Not all early human societies had either an evolving or a sationary system. Some systems of the early human world were destroyed. One such example is Easter Island. Most likely populated by Polynesian peoples, who arrived in canoes to the island around 800 to 900 AD with chickens, rats, and a few ground crops (ie yams), the island had little clean water and very few natural resources. The early Rapanui (Easter Islanders) had a hard life within their fragile system. Regardless, most historians agree that the islanders survived well enough with their yam crops and chickens to begin to build (around 1200 AD) massive stone heads, known as moai (Hunt 1). Scholars debate why or how this practice came about, but the process of how the moai were built is well known. The Rapanui cut down the existing island trees to use as rails to move the large stone pieces from the quarry to the building site. The Rapanui’s obsession with moai building had become so great that “by the end of the 17 th century, the Rapanui had deforested the island, triggering war, famine, and cultural collapse” (Hunt 1).

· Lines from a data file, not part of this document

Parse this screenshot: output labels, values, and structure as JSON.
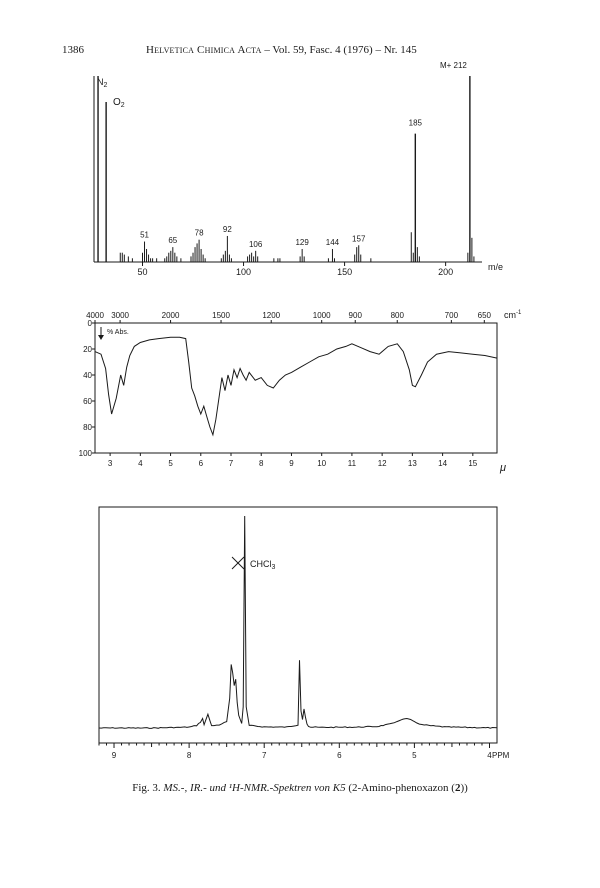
{
  "header": {
    "page_number": "1386",
    "journal": "Helvetica Chimica Acta",
    "volume_issue": " – Vol. 59, Fasc. 4 (1976) – Nr. 145"
  },
  "chart_data": [
    {
      "type": "bar",
      "title": "",
      "xlabel": "m/e",
      "xlabel_display": "m/e",
      "xlim": [
        26,
        218
      ],
      "x_ticks": [
        50,
        100,
        150,
        200
      ],
      "ylim": [
        0,
        100
      ],
      "peaks": [
        {
          "x": 28,
          "y": 100,
          "label": "N2"
        },
        {
          "x": 32,
          "y": 86,
          "label": "O2"
        },
        {
          "x": 39,
          "y": 5
        },
        {
          "x": 40,
          "y": 5
        },
        {
          "x": 41,
          "y": 4
        },
        {
          "x": 43,
          "y": 3
        },
        {
          "x": 45,
          "y": 2
        },
        {
          "x": 50,
          "y": 5
        },
        {
          "x": 51,
          "y": 11,
          "label": "51"
        },
        {
          "x": 52,
          "y": 7
        },
        {
          "x": 53,
          "y": 4
        },
        {
          "x": 54,
          "y": 2
        },
        {
          "x": 55,
          "y": 2
        },
        {
          "x": 57,
          "y": 2
        },
        {
          "x": 61,
          "y": 2
        },
        {
          "x": 62,
          "y": 3
        },
        {
          "x": 63,
          "y": 5
        },
        {
          "x": 64,
          "y": 6
        },
        {
          "x": 65,
          "y": 8,
          "label": "65"
        },
        {
          "x": 66,
          "y": 5
        },
        {
          "x": 67,
          "y": 3
        },
        {
          "x": 69,
          "y": 2
        },
        {
          "x": 74,
          "y": 3
        },
        {
          "x": 75,
          "y": 5
        },
        {
          "x": 76,
          "y": 8
        },
        {
          "x": 77,
          "y": 10
        },
        {
          "x": 78,
          "y": 12,
          "label": "78"
        },
        {
          "x": 79,
          "y": 7
        },
        {
          "x": 80,
          "y": 4
        },
        {
          "x": 81,
          "y": 2
        },
        {
          "x": 89,
          "y": 2
        },
        {
          "x": 90,
          "y": 4
        },
        {
          "x": 91,
          "y": 6
        },
        {
          "x": 92,
          "y": 14,
          "label": "92"
        },
        {
          "x": 93,
          "y": 4
        },
        {
          "x": 94,
          "y": 2
        },
        {
          "x": 102,
          "y": 3
        },
        {
          "x": 103,
          "y": 4
        },
        {
          "x": 104,
          "y": 5
        },
        {
          "x": 105,
          "y": 3
        },
        {
          "x": 106,
          "y": 6,
          "label": "106"
        },
        {
          "x": 107,
          "y": 3
        },
        {
          "x": 115,
          "y": 2
        },
        {
          "x": 117,
          "y": 2
        },
        {
          "x": 118,
          "y": 2
        },
        {
          "x": 128,
          "y": 3
        },
        {
          "x": 129,
          "y": 7,
          "label": "129"
        },
        {
          "x": 130,
          "y": 3
        },
        {
          "x": 142,
          "y": 2
        },
        {
          "x": 144,
          "y": 7,
          "label": "144"
        },
        {
          "x": 145,
          "y": 2
        },
        {
          "x": 155,
          "y": 4
        },
        {
          "x": 156,
          "y": 8
        },
        {
          "x": 157,
          "y": 9,
          "label": "157"
        },
        {
          "x": 158,
          "y": 4
        },
        {
          "x": 163,
          "y": 2
        },
        {
          "x": 183,
          "y": 16
        },
        {
          "x": 184,
          "y": 5
        },
        {
          "x": 185,
          "y": 69,
          "label": "185"
        },
        {
          "x": 186,
          "y": 8
        },
        {
          "x": 187,
          "y": 3
        },
        {
          "x": 211,
          "y": 5
        },
        {
          "x": 212,
          "y": 100,
          "label": "M+ 212"
        },
        {
          "x": 213,
          "y": 13
        },
        {
          "x": 214,
          "y": 3
        }
      ]
    },
    {
      "type": "line",
      "title": "",
      "ylabel": "% Abs.",
      "xlabel_top_unit": "cm-1",
      "xlabel_bottom": "μ",
      "x_range_um": [
        2.5,
        15.8
      ],
      "ylim": [
        0,
        100
      ],
      "y_reversed": true,
      "y_ticks": [
        0,
        20,
        40,
        60,
        80,
        100
      ],
      "bottom_ticks_um": [
        3,
        4,
        5,
        6,
        7,
        8,
        9,
        10,
        11,
        12,
        13,
        14,
        15
      ],
      "top_ticks": [
        {
          "label": "4000",
          "um": 2.5
        },
        {
          "label": "3000",
          "um": 3.33
        },
        {
          "label": "2000",
          "um": 5.0
        },
        {
          "label": "1500",
          "um": 6.67
        },
        {
          "label": "1200",
          "um": 8.33
        },
        {
          "label": "1000",
          "um": 10.0
        },
        {
          "label": "900",
          "um": 11.11
        },
        {
          "label": "800",
          "um": 12.5
        },
        {
          "label": "700",
          "um": 14.29
        },
        {
          "label": "650",
          "um": 15.38
        }
      ],
      "x": [
        2.5,
        2.7,
        2.85,
        2.95,
        3.05,
        3.2,
        3.35,
        3.45,
        3.55,
        3.65,
        3.8,
        4.0,
        4.3,
        4.6,
        5.0,
        5.3,
        5.5,
        5.6,
        5.7,
        5.8,
        5.9,
        6.0,
        6.1,
        6.2,
        6.3,
        6.4,
        6.5,
        6.6,
        6.7,
        6.8,
        6.9,
        7.0,
        7.1,
        7.2,
        7.3,
        7.4,
        7.5,
        7.6,
        7.8,
        8.0,
        8.2,
        8.4,
        8.6,
        8.8,
        9.0,
        9.3,
        9.6,
        9.9,
        10.2,
        10.5,
        10.8,
        11.0,
        11.3,
        11.6,
        11.9,
        12.2,
        12.5,
        12.7,
        12.9,
        13.0,
        13.1,
        13.3,
        13.5,
        13.8,
        14.2,
        14.6,
        15.0,
        15.4,
        15.8
      ],
      "y": [
        22,
        24,
        35,
        55,
        70,
        58,
        40,
        48,
        34,
        25,
        18,
        15,
        13,
        12,
        11,
        11,
        12,
        30,
        50,
        56,
        64,
        70,
        64,
        72,
        80,
        86,
        74,
        58,
        42,
        52,
        40,
        48,
        36,
        42,
        35,
        40,
        44,
        38,
        44,
        42,
        48,
        50,
        44,
        40,
        38,
        34,
        30,
        26,
        24,
        20,
        18,
        16,
        19,
        22,
        24,
        18,
        16,
        22,
        36,
        48,
        49,
        40,
        30,
        24,
        22,
        23,
        24,
        25,
        27
      ]
    },
    {
      "type": "line",
      "title": "",
      "xlabel": "PPM",
      "xlim": [
        9.2,
        3.9
      ],
      "x_reversed": true,
      "x_ticks": [
        9,
        8,
        7,
        6,
        5,
        4
      ],
      "ylim": [
        0,
        100
      ],
      "annotation": {
        "label": "CHCl3",
        "x": 7.26
      },
      "x": [
        9.2,
        8.5,
        8.0,
        7.9,
        7.85,
        7.82,
        7.8,
        7.78,
        7.75,
        7.72,
        7.7,
        7.6,
        7.5,
        7.46,
        7.44,
        7.42,
        7.4,
        7.38,
        7.36,
        7.34,
        7.3,
        7.28,
        7.26,
        7.24,
        7.2,
        7.0,
        6.7,
        6.55,
        6.53,
        6.51,
        6.49,
        6.47,
        6.45,
        6.43,
        6.41,
        6.38,
        6.2,
        5.8,
        5.5,
        5.3,
        5.2,
        5.15,
        5.1,
        5.05,
        5.0,
        4.9,
        4.6,
        4.2,
        3.9
      ],
      "y": [
        0,
        0,
        0.4,
        1.2,
        2.8,
        4.5,
        1.5,
        3.5,
        6.5,
        3.2,
        1.0,
        1.5,
        3.0,
        14,
        30,
        26,
        20,
        23,
        12,
        6,
        2,
        10,
        100,
        10,
        1.2,
        0.5,
        0.4,
        1.5,
        32,
        8,
        4,
        9,
        5,
        2,
        0.8,
        0.4,
        0.3,
        0.4,
        0.7,
        2.0,
        3.5,
        4.2,
        4.5,
        4.0,
        3.0,
        1.5,
        0.5,
        0.2,
        0
      ]
    }
  ],
  "labels": {
    "ms_n2_base": "N",
    "ms_n2_sub": "2",
    "ms_o2_base": "O",
    "ms_o2_sub": "2",
    "ms_xlabel_a": "m",
    "ms_xlabel_b": "/e",
    "ir_unit_base": "cm",
    "ir_unit_sup": "-1",
    "ir_ylabel": "% Abs.",
    "ir_xlabel": "μ",
    "nmr_chcl3_base": "CHCl",
    "nmr_chcl3_sub": "3",
    "nmr_xlabel": "PPM"
  },
  "caption": {
    "prefix": "Fig. 3. ",
    "italic": "MS.-, IR.- und ¹H-NMR.-Spektren von K5",
    "text": " (2-Amino-phenoxazon (",
    "bold": "2",
    "suffix": "))"
  }
}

In this system, the positive feedback of whatever sense of enjoyment the Rapanui received from creating the moai caused the downfall of the system.

Easter Island Moai

Researcher Terry L. Hunt argues that it was not the Rapanui’s fault for overloading the fragile system, leading to its collapse. Hunt argues that the rats that the Rapanui brought with them to the island quickly multiplied and began to overpopulate the island. Because the rats had few predators, and because of their ability to rapidly reproduce, the rats began to deforest Easter Island just as quickly, if not more quickly, than the Rapanui were already (Hunt3). The two factors, combined with the fact the native trees on the island had an extremely slow growth rate, meant that even if the Rapanui were practicing sustainability by planting trees for the ones they cut down, the new trees would not grow fast enough to allow for the rate the Rapanui and the rats combined were deforesting the island. The Rapanui had extremely bad luck and the misfortune of populating an island that had few resources and slow-growing trees. The Rapanui also had the misfortune of developing a tradition that was responsible for the downfall of their young civilization.

In closing, it is important to note that every aspect in our world is part of a system. Some systems are more fragile than others, as evidenced by the Easter Island case. Other systems (eg. The bushmen) are able to be maintained or progress (agriculture). Early man’s relationship with the environment was a fragile and delicate balance as various systems and man co-evolved to what we have today. The various inputs and alterations man made to the system as he evolved ultimately depended on the various ways feedback loops were established or discovered within the system. Even today, we face a fragile system that looks as if it could collapse with global warming and other unforeseen threats looming. It is important now, as it has always been, to examine all aspects of the system and to determine if what we interpret as positive feedback will not ultimately lead to a shock in the system and cause a collapse, as it did for the Rapanui on Easter Island.

 

Sources:

 

Williams, Michael, "Deforesting the Earth: From Prehistory to Global Crisis" (Univ. of Chicago Press, 2003) pp. 3-36.

Ponting, Clive. A Green History of the World: The Environment and the Collapse of Great Civilizations. St. Martin's Press, New York, 1991. ISBN 0-312-06989-1, McCabe GF75.P66 1992 pp. 18-67.

Rethinking the Fall of Easter Island. Terry L. Hunt; American Scientist Online, September - October 2006. Pg 1- 9.